🤖 AI Summary
Current knowledge editing methods for large language models claim to delete specific facts, yet their efficacy and underlying mechanisms remain unclear. This work investigates knowledge editing through the lens of adversarial knowledge extraction, integrating mechanistic interpretability analyses, loss landscape visualizations, and cross-architecture evaluations. We reveal, for the first time, that knowledge editing fundamentally suppresses rather than erases information: edited knowledge persists within the model but is redistributed in representation space via low-rank updates, placing it in a sensitive and anisotropic region of the loss landscape.

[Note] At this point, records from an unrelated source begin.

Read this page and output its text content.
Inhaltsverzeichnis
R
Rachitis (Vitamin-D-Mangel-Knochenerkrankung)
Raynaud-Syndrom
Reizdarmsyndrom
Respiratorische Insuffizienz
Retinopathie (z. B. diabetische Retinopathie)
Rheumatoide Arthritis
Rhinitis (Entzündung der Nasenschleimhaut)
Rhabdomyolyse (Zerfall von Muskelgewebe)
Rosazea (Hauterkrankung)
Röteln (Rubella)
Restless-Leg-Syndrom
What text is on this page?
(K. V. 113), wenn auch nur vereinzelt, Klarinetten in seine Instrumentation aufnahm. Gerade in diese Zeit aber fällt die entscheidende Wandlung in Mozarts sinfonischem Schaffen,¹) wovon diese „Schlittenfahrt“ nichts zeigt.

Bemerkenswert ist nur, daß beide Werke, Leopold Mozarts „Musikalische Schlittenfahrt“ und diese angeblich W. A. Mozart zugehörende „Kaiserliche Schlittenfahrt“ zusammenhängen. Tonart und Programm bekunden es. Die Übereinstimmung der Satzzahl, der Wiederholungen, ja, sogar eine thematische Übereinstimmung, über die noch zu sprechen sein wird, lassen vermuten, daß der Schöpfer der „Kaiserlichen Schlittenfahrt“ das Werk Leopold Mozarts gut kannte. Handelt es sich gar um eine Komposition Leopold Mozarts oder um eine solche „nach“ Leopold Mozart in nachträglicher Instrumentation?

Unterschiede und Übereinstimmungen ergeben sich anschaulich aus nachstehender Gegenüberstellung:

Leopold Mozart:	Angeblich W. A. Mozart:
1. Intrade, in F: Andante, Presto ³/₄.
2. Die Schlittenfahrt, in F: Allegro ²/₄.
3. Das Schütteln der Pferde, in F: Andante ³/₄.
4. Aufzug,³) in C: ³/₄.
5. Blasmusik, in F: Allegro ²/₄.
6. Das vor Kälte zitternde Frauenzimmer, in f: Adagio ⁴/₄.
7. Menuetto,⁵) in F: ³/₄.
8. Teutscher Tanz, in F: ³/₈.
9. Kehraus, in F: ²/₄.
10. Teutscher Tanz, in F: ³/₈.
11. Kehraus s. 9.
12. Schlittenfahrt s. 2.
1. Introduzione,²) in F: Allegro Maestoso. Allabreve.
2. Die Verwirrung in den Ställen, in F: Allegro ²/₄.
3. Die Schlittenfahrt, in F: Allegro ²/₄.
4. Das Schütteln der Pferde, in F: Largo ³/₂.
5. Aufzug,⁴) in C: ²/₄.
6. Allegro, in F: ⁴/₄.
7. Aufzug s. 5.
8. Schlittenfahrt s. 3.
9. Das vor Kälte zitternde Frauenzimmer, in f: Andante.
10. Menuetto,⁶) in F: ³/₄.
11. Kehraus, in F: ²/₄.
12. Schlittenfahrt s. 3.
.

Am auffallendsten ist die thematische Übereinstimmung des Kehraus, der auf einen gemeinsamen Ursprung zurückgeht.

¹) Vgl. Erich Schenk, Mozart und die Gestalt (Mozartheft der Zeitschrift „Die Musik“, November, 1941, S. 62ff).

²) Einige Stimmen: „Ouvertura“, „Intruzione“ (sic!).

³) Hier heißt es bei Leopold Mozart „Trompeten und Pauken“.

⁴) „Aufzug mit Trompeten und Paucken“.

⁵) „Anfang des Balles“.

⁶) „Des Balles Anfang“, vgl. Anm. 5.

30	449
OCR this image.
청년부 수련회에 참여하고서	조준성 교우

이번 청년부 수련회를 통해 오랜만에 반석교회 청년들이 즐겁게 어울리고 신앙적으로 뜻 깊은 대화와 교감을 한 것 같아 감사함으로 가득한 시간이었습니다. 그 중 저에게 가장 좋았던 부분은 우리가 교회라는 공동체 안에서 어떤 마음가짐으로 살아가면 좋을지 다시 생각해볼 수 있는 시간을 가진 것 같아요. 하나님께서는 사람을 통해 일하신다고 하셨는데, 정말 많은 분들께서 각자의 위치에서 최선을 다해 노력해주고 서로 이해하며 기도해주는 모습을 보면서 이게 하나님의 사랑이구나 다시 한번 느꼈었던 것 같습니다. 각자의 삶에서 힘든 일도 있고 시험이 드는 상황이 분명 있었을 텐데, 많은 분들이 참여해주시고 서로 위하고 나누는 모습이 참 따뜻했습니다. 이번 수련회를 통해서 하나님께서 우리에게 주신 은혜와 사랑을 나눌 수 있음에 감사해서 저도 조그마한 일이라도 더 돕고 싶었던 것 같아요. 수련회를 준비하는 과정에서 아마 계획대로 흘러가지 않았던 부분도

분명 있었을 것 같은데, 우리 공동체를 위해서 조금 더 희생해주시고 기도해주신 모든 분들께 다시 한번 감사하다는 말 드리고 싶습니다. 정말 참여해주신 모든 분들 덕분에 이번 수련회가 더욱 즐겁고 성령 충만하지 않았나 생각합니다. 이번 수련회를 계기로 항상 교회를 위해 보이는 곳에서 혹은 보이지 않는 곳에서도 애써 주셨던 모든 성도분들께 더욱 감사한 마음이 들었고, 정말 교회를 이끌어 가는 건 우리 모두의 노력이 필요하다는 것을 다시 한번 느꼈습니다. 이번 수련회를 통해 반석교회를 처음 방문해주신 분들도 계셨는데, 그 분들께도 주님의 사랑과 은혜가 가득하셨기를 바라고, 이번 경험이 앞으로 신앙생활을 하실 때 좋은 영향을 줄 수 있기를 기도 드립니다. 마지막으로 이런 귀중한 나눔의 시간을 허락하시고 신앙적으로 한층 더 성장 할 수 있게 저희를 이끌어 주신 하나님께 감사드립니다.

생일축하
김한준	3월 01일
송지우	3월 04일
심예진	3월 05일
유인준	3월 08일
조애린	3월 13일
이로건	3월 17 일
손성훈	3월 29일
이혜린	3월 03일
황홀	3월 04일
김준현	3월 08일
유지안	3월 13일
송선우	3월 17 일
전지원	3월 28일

This insight exposes a critical vulnerability in mainstream editing algorithms—edited knowledge can be recovered through indirect prompting or adversarial attacks—thereby challenging the safety assumptions underpinning current post-hoc updating paradigms.
📝 Abstract
Knowledge Editing (KE) has emerged as a frontier for updating specific facts in LLMs without costly retraining, but its reliability and underlying mechanisms remain poorly understood. In this work, we examine KE from an adversarial elicitation perspective, revealing that edited knowledge is often not fully erased and continues to surface, with consistent failures observed across diverse model architectures. To explain this behavior, we conduct a mechanistic analysis of popular KE methods. We show that low-rank updates do not overwrite existing knowledge but instead redistribute it within the model's representation space. Furthermore, we find that these methods act as targeted suppression mechanisms that reduce the likelihood of expressing original facts, rather than removing them from the model. Analysis of the loss landscape reveals that edited knowledge lies in narrow, anisotropic regions that are highly sensitive to perturbations, making them highly vulnerable to indirect prompting and adversarial attacks. By exposing these profound architectural vulnerabilities, our work proves that KE algorithms are inherently bypassable and motivates a fundamental reevaluation of how we deploy post-hoc updates in several LLM applications.